Sous les arcades du cloître de Condom, la 56ᵉ édition des Nuits Musicales en Armagnac s’est achevée samedi soir sur une note à la fois pétillante et émouvante : Les Noces de Figaro de Mozart, interprétées par la Compagnie des Chants de Garonne. Une soirée qui a confirmé la diversité et la vitalité d’un festival où se sont croisés, ces dernières semaines, orchestre symphonique, jazz vocal, récital baroque et création lyrique.

« Tous les concerts complets cette année »
En ouverture de la soirée, Philippe Estèphe, baryton et directeur artistique des Nuits Musicales, a tenu à remercier le public pour son enthousiasme :
« Merci à tous, spectateurs, bénévoles, partenaires, Région, Département et municipalité de Condom.
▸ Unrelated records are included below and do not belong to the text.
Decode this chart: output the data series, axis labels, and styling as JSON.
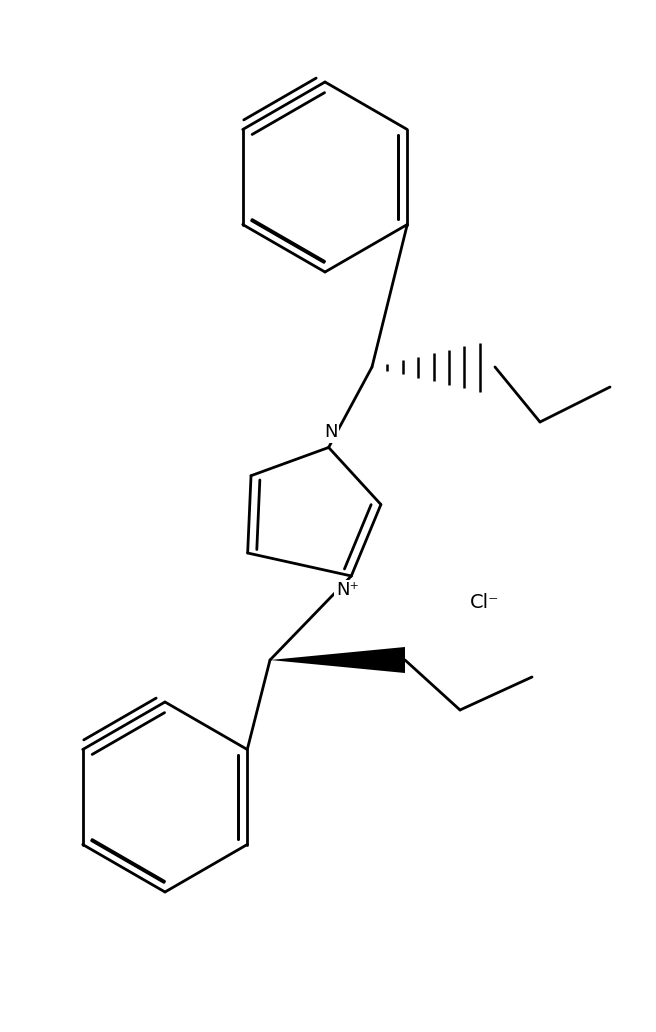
{
  "background_color": "#ffffff",
  "line_color": "#000000",
  "line_width": 2.0,
  "fig_width": 6.56,
  "fig_height": 10.32,
  "cl_minus_text": "Cl⁻",
  "n_plus_text": "N⁺",
  "n_text": "N"
}
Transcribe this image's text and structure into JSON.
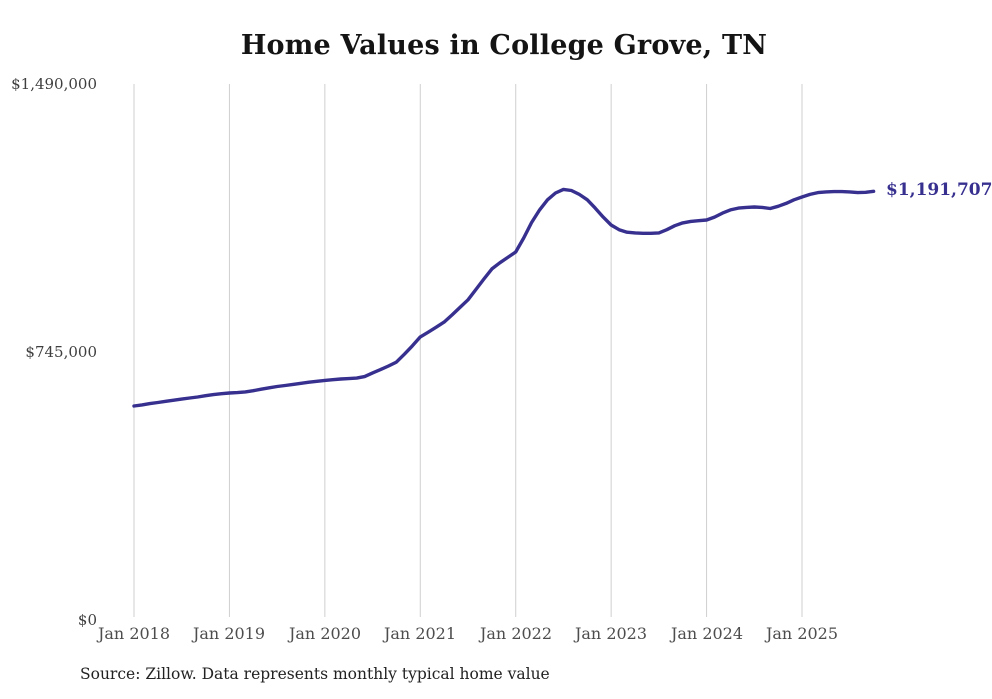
{
  "title": "Home Values in College Grove, TN",
  "source_note": "Source: Zillow. Data represents monthly typical home value",
  "colors": {
    "line": "#37308f",
    "grid": "#cfcfcf",
    "title_text": "#141414",
    "axis_text": "#4d4d4d",
    "annotation_text": "#37308f",
    "background": "#ffffff"
  },
  "chart_data": {
    "type": "line",
    "title": "Home Values in College Grove, TN",
    "xlabel": "",
    "ylabel": "",
    "ylim": [
      0,
      1490000
    ],
    "grid": "vertical-only",
    "legend": "none",
    "y_tick_labels": [
      "$1,490,000",
      "$745,000",
      "$0"
    ],
    "y_tick_values": [
      1490000,
      745000,
      0
    ],
    "x_tick_labels": [
      "Jan 2018",
      "Jan 2019",
      "Jan 2020",
      "Jan 2021",
      "Jan 2022",
      "Jan 2023",
      "Jan 2024",
      "Jan 2025"
    ],
    "end_annotation": "$1,191,707",
    "series": [
      {
        "name": "Monthly typical home value",
        "months": [
          "2018-01",
          "2018-02",
          "2018-03",
          "2018-04",
          "2018-05",
          "2018-06",
          "2018-07",
          "2018-08",
          "2018-09",
          "2018-10",
          "2018-11",
          "2018-12",
          "2019-01",
          "2019-02",
          "2019-03",
          "2019-04",
          "2019-05",
          "2019-06",
          "2019-07",
          "2019-08",
          "2019-09",
          "2019-10",
          "2019-11",
          "2019-12",
          "2020-01",
          "2020-02",
          "2020-03",
          "2020-04",
          "2020-05",
          "2020-06",
          "2020-07",
          "2020-08",
          "2020-09",
          "2020-10",
          "2020-11",
          "2020-12",
          "2021-01",
          "2021-02",
          "2021-03",
          "2021-04",
          "2021-05",
          "2021-06",
          "2021-07",
          "2021-08",
          "2021-09",
          "2021-10",
          "2021-11",
          "2021-12",
          "2022-01",
          "2022-02",
          "2022-03",
          "2022-04",
          "2022-05",
          "2022-06",
          "2022-07",
          "2022-08",
          "2022-09",
          "2022-10",
          "2022-11",
          "2022-12",
          "2023-01",
          "2023-02",
          "2023-03",
          "2023-04",
          "2023-05",
          "2023-06",
          "2023-07",
          "2023-08",
          "2023-09",
          "2023-10",
          "2023-11",
          "2023-12",
          "2024-01",
          "2024-02",
          "2024-03",
          "2024-04",
          "2024-05",
          "2024-06",
          "2024-07",
          "2024-08",
          "2024-09",
          "2024-10",
          "2024-11",
          "2024-12",
          "2025-01",
          "2025-02",
          "2025-03",
          "2025-04",
          "2025-05",
          "2025-06",
          "2025-07",
          "2025-08",
          "2025-09",
          "2025-10"
        ],
        "values": [
          595000,
          598000,
          601500,
          604500,
          608000,
          611000,
          614000,
          617000,
          620000,
          623500,
          626500,
          629000,
          631000,
          632000,
          634000,
          637500,
          641500,
          645500,
          649000,
          652000,
          655000,
          658000,
          661000,
          663500,
          666000,
          668000,
          670000,
          671000,
          672500,
          676500,
          687000,
          696000,
          706000,
          717000,
          739000,
          762000,
          787000,
          800000,
          814000,
          828000,
          848000,
          869000,
          890000,
          919000,
          948000,
          976000,
          993000,
          1008000,
          1023000,
          1062000,
          1105000,
          1140000,
          1168000,
          1187000,
          1197000,
          1194000,
          1183000,
          1168000,
          1145000,
          1120000,
          1098000,
          1085000,
          1078000,
          1076000,
          1075000,
          1075000,
          1076000,
          1085000,
          1096000,
          1104000,
          1108000,
          1110000,
          1112000,
          1120000,
          1131000,
          1140000,
          1145000,
          1147000,
          1148000,
          1147000,
          1144000,
          1150000,
          1158000,
          1168000,
          1176000,
          1183000,
          1188000,
          1190000,
          1191000,
          1191000,
          1190000,
          1188000,
          1189000,
          1191707
        ]
      }
    ]
  }
}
Grâce à vous, nous faisons venir ici des artistes que l’on ne voit habituellement que dans les métropoles. »
Il a aussi donné rendez-vous pour l’édition 2026, avant de rappeler la convention qui lie le festival à la Compagnie des Cadets et à la ville, et de convier le public au verre de l’amitié offert par Plaimont Producteurs à l’issue du spectacle.
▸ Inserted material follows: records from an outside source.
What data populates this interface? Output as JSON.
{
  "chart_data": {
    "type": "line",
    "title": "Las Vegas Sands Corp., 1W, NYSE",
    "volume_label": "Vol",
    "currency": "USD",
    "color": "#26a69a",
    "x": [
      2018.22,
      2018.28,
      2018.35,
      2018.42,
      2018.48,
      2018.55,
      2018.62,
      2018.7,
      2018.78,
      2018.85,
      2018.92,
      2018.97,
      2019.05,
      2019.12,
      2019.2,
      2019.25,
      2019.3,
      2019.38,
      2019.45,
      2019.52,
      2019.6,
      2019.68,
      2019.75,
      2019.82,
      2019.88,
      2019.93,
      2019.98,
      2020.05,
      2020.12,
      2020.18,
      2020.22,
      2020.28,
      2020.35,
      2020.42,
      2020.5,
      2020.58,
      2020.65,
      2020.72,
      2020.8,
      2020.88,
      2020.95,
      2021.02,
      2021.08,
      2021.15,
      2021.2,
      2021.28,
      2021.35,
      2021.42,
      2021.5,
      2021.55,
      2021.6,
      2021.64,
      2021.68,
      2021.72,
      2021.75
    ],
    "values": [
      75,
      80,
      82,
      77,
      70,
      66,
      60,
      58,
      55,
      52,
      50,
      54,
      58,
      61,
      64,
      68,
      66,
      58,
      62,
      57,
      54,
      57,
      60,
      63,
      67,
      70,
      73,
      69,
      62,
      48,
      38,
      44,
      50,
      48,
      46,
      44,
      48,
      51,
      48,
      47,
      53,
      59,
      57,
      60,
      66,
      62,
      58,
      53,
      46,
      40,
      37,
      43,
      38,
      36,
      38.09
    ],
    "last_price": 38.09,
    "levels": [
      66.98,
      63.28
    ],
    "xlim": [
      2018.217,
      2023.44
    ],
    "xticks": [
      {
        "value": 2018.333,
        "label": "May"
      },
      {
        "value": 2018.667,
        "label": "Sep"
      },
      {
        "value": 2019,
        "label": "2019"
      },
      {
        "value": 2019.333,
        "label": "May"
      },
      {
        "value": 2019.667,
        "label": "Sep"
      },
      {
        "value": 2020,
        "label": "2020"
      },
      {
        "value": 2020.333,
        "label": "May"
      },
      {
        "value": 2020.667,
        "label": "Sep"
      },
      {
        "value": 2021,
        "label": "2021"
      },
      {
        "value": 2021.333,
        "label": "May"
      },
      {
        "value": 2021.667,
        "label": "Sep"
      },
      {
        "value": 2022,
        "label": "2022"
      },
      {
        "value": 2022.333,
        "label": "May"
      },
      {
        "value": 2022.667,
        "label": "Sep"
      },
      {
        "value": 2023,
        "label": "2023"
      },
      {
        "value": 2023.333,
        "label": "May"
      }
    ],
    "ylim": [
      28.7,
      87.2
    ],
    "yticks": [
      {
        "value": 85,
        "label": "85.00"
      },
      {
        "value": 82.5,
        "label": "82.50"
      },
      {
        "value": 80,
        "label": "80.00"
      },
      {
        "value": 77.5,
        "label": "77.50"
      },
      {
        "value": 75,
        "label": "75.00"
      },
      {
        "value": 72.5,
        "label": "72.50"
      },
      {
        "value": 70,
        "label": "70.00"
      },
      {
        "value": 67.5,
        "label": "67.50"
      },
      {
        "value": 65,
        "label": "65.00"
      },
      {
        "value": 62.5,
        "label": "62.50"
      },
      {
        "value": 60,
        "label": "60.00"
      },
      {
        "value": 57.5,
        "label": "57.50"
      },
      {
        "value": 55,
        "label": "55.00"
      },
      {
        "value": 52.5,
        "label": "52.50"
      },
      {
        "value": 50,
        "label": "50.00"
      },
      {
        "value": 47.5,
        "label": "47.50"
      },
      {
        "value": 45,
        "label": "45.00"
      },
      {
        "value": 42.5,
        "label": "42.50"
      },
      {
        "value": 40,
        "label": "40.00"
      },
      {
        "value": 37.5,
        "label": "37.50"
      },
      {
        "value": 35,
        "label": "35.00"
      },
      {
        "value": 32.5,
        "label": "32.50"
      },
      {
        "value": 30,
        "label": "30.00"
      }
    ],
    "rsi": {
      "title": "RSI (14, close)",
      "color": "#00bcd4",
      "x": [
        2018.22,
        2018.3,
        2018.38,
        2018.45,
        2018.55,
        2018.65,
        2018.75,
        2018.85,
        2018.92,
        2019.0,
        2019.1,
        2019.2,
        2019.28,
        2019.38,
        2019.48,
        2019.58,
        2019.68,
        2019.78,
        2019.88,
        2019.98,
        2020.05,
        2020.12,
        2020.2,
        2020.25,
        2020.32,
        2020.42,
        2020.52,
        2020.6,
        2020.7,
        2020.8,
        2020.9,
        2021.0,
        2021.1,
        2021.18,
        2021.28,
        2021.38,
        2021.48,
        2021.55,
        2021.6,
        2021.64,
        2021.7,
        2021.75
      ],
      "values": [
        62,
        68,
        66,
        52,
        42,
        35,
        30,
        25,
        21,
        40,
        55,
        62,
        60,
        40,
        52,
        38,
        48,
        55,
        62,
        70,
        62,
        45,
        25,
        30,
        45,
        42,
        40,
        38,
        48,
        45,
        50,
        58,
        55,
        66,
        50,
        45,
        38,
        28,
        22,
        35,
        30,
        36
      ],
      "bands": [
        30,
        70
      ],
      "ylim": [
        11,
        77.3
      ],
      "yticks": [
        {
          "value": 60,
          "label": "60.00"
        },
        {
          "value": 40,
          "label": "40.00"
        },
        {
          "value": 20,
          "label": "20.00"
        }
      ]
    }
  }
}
Une version moderne et enlevée
Créée en 1786 sur un livret de Lorenzo da Ponte, Les Noces de Figaro restent l’un des opéras les plus emblématiques du répertoire. Emmanuel Gardeil, directeur artistique des Chants de Garonne, en signe une mise en scène contemporaine, épurée et pleine de fantaisie : décor minimaliste, costumes d’aujourd’hui — une Susanna en jean et t-shirt, un Chérubin en sweat à capuche et casquette, smartphone en main — et accompagnement unique au piano par Émilie Véronèse.
Ce parti-pris, fidèle à la philosophie de la compagnie, privilégie le jeu d’acteur et l’énergie dramatique. L’intrigue, transposée dans un univers de coulisses de théâtre, révèle une Comtesse cantatrice délaissée par un Comte chef d’orchestre capricieux, tenté par la maquilleuse Susanna, sur le point d’épouser Figaro, régisseur… Un Chérubin stagiaire erre entre deux quiproquos, cherchant un sens à ses premiers émois amoureux.

Un plateau équilibré et généreux
La distribution mêle jeunes espoirs et voix confirmées : Julien Véronèse (Figaro), Maria Zopounidis (Susanna), Charlotte Despaux (La Comtesse Almaviva), Maxime Cohen (Il Conte), Cécile Piovan (Chérubin), Elizabeth Ghaly (Marcellina), Arthur Pérot (Basilio/Don Curzio), Baptiste Bouvier (Bartolo) et Aleyna Alonso (Barbarina). Le Chœur des Chants de Garonne complétait cette belle équipe.
Pendant deux heures trente menées tambour battant, le spectacle alterne légèreté et intensité émotionnelle. Les éclats comiques du livret se mêlent à une certaine gravité, notamment dans la peinture des rapports de pouvoir et de désir .
Une “folle journée” qui passe trop vite
Le public, conquis, a salué une interprétation où la précision du jeu vocal rivalisait avec la vivacité scénique. De l’horlogerie dramatique héritée de Beaumarchais à la tendresse mozartienne, la “folle journée” a filé à toute allure, jusqu’au pardon final.
Ainsi s’est refermée une édition 2025 qui aura tenu toutes ses promesses, prouvant que les plus beaux sites historiques du Gers demeurent des lieux magiques pour faire vibrer la musique vivante, des chefs-d’œuvre du répertoire aux créations les plus audacieuses.